From another thread we are calling ::stop() which causes the loop to terminate and the thread to terminate. The thread destroys the it's socket but doesn't cancel/remove the reactive_socket_recv_op on the socket. Now since main-thread owns to io_context to calls the destructor leading to the chain above. I believe this is wrong since the methods called in my stack tract should also be processed by the client- thread. I moved the io_service creation into the client-thread (which is also spinning the loop) so that the stop-method is the only one ever called by the main-thread. That should solve some of the problems.

However what makes me wonder, shouldn't the boost::beast::websocket::streams destructor cancel the receive operation? I can only guess that this has to do with stopping to spin the loop and cancellation cannot be performed before the destructor.

Anyway I am pretty sure that when destroying io_context the on_work_finshed-method in the stack trace I have posted shouldn't use the io_context any more.
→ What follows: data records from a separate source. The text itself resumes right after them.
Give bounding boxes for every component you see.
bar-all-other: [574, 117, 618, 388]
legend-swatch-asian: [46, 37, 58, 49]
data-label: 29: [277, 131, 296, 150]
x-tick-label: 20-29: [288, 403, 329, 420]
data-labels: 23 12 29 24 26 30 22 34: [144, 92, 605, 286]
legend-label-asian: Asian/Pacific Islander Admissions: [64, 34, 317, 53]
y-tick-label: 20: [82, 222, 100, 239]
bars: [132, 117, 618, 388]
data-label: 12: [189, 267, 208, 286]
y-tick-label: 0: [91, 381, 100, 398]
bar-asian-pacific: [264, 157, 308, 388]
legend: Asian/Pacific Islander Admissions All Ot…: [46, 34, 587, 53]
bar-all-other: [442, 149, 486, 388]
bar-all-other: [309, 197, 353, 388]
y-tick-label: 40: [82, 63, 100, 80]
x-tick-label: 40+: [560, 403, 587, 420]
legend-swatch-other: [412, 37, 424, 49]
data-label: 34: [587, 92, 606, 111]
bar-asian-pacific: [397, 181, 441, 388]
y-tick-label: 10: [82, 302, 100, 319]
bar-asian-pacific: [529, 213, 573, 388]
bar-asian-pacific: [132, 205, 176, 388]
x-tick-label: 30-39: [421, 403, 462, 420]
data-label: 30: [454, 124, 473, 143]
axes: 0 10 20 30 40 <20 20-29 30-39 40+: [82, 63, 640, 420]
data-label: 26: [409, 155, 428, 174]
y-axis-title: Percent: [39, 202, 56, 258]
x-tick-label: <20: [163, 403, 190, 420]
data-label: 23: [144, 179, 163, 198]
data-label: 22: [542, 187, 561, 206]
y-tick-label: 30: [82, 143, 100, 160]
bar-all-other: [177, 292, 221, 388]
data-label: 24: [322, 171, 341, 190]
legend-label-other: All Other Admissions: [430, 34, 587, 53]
In master the this-pointer is passed to impl_type:

[asio/include/boost/asio/impl/io_context.ipp](https://github.com/boostorg/asio/blob/54cdc73c29550e54d67c7679880307f04f258543/include/boost/asio/impl/io_context.ipp#L44) Line 44 in [54cdc73](/boostorg/asio/commit/54cdc73c29550e54d67c7679880307f04f258543)
| | : impl_(add_impl(new impl_type(*this, concurrency_hint == 1 |

And it looks like there is still the same method as in 1.67.0 referring the io_context:

[asio/include/boost/asio/impl/io_context.hpp](https://github.com/boostorg/asio/blob/54cdc73c29550e54d67c7679880307f04f258543/include/boost/asio/impl/io_context.hpp#L249) Line 249 in [54cdc73](/boostorg/asio/commit/54cdc73c29550e54d67c7679880307f04f258543)
| | io_context_.impl_.work_finished(); |

For me it looks strange accessing a method from the io_context after it's destructor has been finished.

Are there any plans to add some assertions to be optionally compiled, making sure to not call io_context-methods designed to be executed by a single thread?